An Enjoyably Cracked Head-Scratcher
This article is from the archive of The New York Sun before the launch of its new website in 2022. The Sun has neither altered nor updated such articles but will seek to correct any errors, mis-categorizations or other problems introduced during transfer.

It’s become a cliche to lump Richard Foreman together with Jay-Z and Roger Clemens, but the similarities have become impossible to ignore. Like the favorite son of Marcy Projects and the least favorite son of Fenway Park, the tireless experimentalist Mr. Foreman has retired and then unretired with alarming speed. Less than a year after the closing of his purported swan song, “The Gods Are Pounding My Head!” Mr. Foreman has ventured back into his surrealist sandbox of choice, the Ontological Theater,with yet another logic-, narrative-, and brain-bending provocation, an enjoyably cracked head-scratcher called “Zomboid!”
The string, the Plexiglas, the bings and bloops, the flash-bulb lighting effects, the goth babes, Mr. Foreman’s own sepulchral, vaguely godlike edicts – they’re all in place in “Zomboid!” right where he left them. The only thing missing is the group of “dwarves,” the mischievous cohort of supernumeraries who have bustled around innumerable Onotlogical sets and done all the existential scut work. In their place are two large video screens.Yes, the man who wrote “Film Is Evil, Radio Is Good” in the 1980s wants to make movies.
The play’s full title, in fact, is “Zomboid! Film/Performance Project #1,” although the de-emphasis on performance is unwarranted. Mr. Foreman has filmed a series of melancholy, mildly creepy scenes in which a group of performers recite Foremanisms in a field, a stairwell, and a bare room as words intermittently flash on the screen, often as questions. (“HIDING?” “SUPPOSE?” “REMINDER?”) The two groups appear to be observing one another as these cryptic scenes unspool simultaneously with the onstage action.
And I do mean “action.” Mr. Foreman has conjured up his usual array of naughtiness, this time with four nubile-nefarious actresses (Katherine Brook, Temple Crocker, Caitlin McDonough Thayer, and Stephanie Silver), one imperious overseer (the strapping Ben Horner), and a pair of stuffed donkeys. The women bow in supplication to the donkeys while the onscreen performers look on with a concerned air. Mr. Foreman’s voice stretches the word “inevitable” into about 17-syllables. The sight of a giant strawberry wreathed in flowers inspires two of the performers to raise swords. Not long after, one stuffed donkey pays homage to “A Midsummer Night’s Dream” by getting sexy with one of the actresses.
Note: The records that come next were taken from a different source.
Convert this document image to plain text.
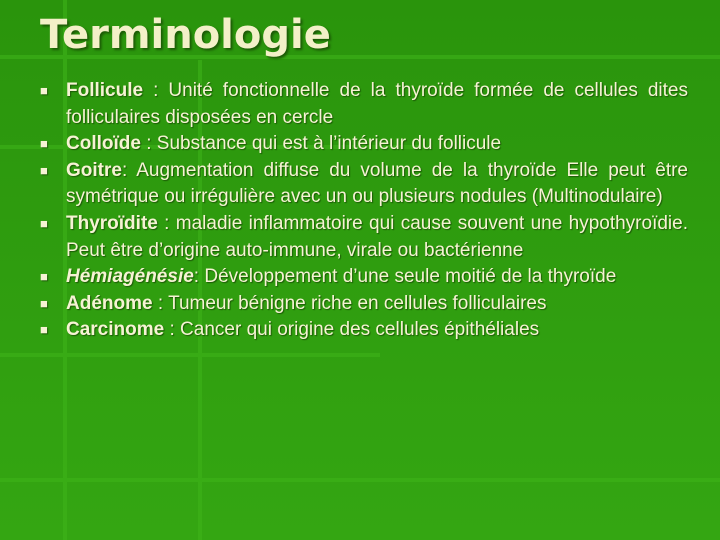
Terminologie
■ Follicule : Unité fonctionnelle de la thyroïde formée de cellules dites folliculaires disposées en cercle
■ Colloïde : Substance qui est à l’intérieur du follicule
■ Goitre: Augmentation diffuse du volume de la thyroïde Elle peut être symétrique ou irrégulière avec un ou plusieurs nodules (Multinodulaire)
■ Thyroïdite : maladie inflammatoire qui cause souvent une hypothyroïdie. Peut être d’origine auto-immune, virale ou bactérienne
■ Hémiagénésie: Développement d’une seule moitié de la thyroïde
■ Adénome : Tumeur bénigne riche en cellules folliculaires
■ Carcinome : Cancer qui origine des cellules épithéliales
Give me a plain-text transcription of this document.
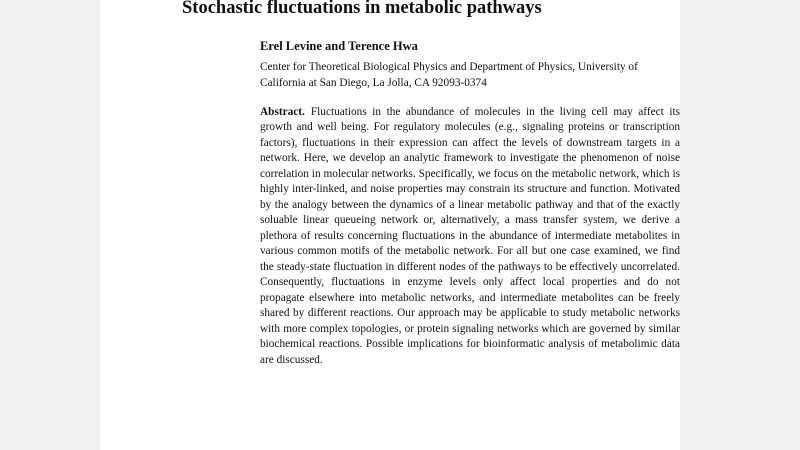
Stochastic fluctuations in metabolic pathways
Erel Levine and Terence Hwa
Center for Theoretical Biological Physics and Department of Physics, University of
California at San Diego, La Jolla, CA 92093-0374
Abstract. Fluctuations in the abundance of molecules in the living cell may affect its growth and well being. For regulatory molecules (e.g., signaling proteins or transcription factors), fluctuations in their expression can affect the levels of downstream targets in a network. Here, we develop an analytic framework to investigate the phenomenon of noise correlation in molecular networks. Specifically, we focus on the metabolic network, which is highly inter-linked, and noise properties may constrain its structure and function. Motivated by the analogy between the dynamics of a linear metabolic pathway and that of the exactly soluable linear queueing network or, alternatively, a mass transfer system, we derive a plethora of results concerning fluctuations in the abundance of intermediate metabolites in various common motifs of the metabolic network. For all but one case examined, we find the steady-state fluctuation in different nodes of the pathways to be effectively uncorrelated. Consequently, fluctuations in enzyme levels only affect local properties and do not propagate elsewhere into metabolic networks, and intermediate metabolites can be freely shared by different reactions. Our approach may be applicable to study metabolic networks with more complex topologies, or protein signaling networks which are governed by similar biochemical reactions. Possible implications for bioinformatic analysis of metabolimic data are discussed.
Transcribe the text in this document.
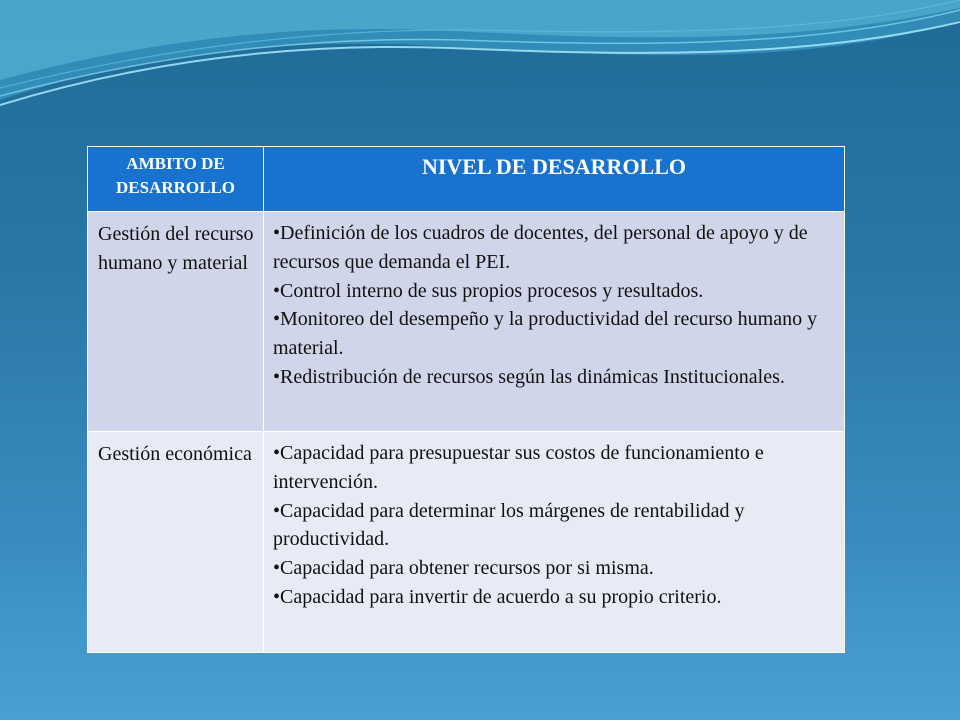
AMBITO DE DESARROLLO	NIVEL DE DESARROLLO
Gestión del recurso humano y material	•Definición de los cuadros de docentes, del personal de apoyo y de recursos que demanda el PEI.
•Control interno de sus propios procesos y resultados.
•Monitoreo del desempeño y la productividad del recurso humano y material.
•Redistribución de recursos según las dinámicas Institucionales.

Gestión económica	•Capacidad para presupuestar sus costos de funcionamiento e intervención.
•Capacidad para determinar los márgenes de rentabilidad y productividad.
•Capacidad para obtener recursos por si misma.
•Capacidad para invertir de acuerdo a su propio criterio.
While “Zomboid!” isn’t any less chaotic than Mr. Foreman’s other works, receptivity and contemplation are clearly on his overheated mind. A pair of large eyeballs lies on the stage, and the live and (especially) filmed performers are blindfolded at different times. As the two mediums interact, each is put in the position of observing, of reacting, in a way that invites a certain level of rumination. Mr. Foreman states his penchant for these interims in a program essay: “MOSTLY – people are interested in ‘events.’ But I find more potent, the time between events, the oscillation of the field” – a curious statement from someone who takes less time between his own theatrical events than just about anyone.
The irony here is that these reflections on reflection are coming from one of modern theater’s most controlling auteurs. Among the filmed statements is the following: “Suppose I were to postulate … time passing means things are always under control.” Is Mr. Foreman savoring the release that comes with the passage of time, or is he now determined to control the idle moments as well as the kinetic ones? (It would be curious to see how he’d handle the surrender that comes with intermission, something not to be found during the 65-minute “Zomboid!”)
How to respond to those friends and associates – everyone who’s spent more than 20 minutes in theaters below 14th Street has a few – who maintain that this is all a bunch of micromanaged hooey? Well, one of Mr. Foreman’s on-screen antipodeans has a suggestion: “An opinion must always be an internal misunderstanding.”
Or, better yet, try this from Ms. Crocker, one of his ubiquitous sinister babes (clearly the intellectual of the “Zomboid!” group, as she wears a beret): “Fly away, giant mystic donkey people!” I couldn’t have said it better myself.
Until April 9 (131 E. 10th Street at Second Avenue, 212-420-1916).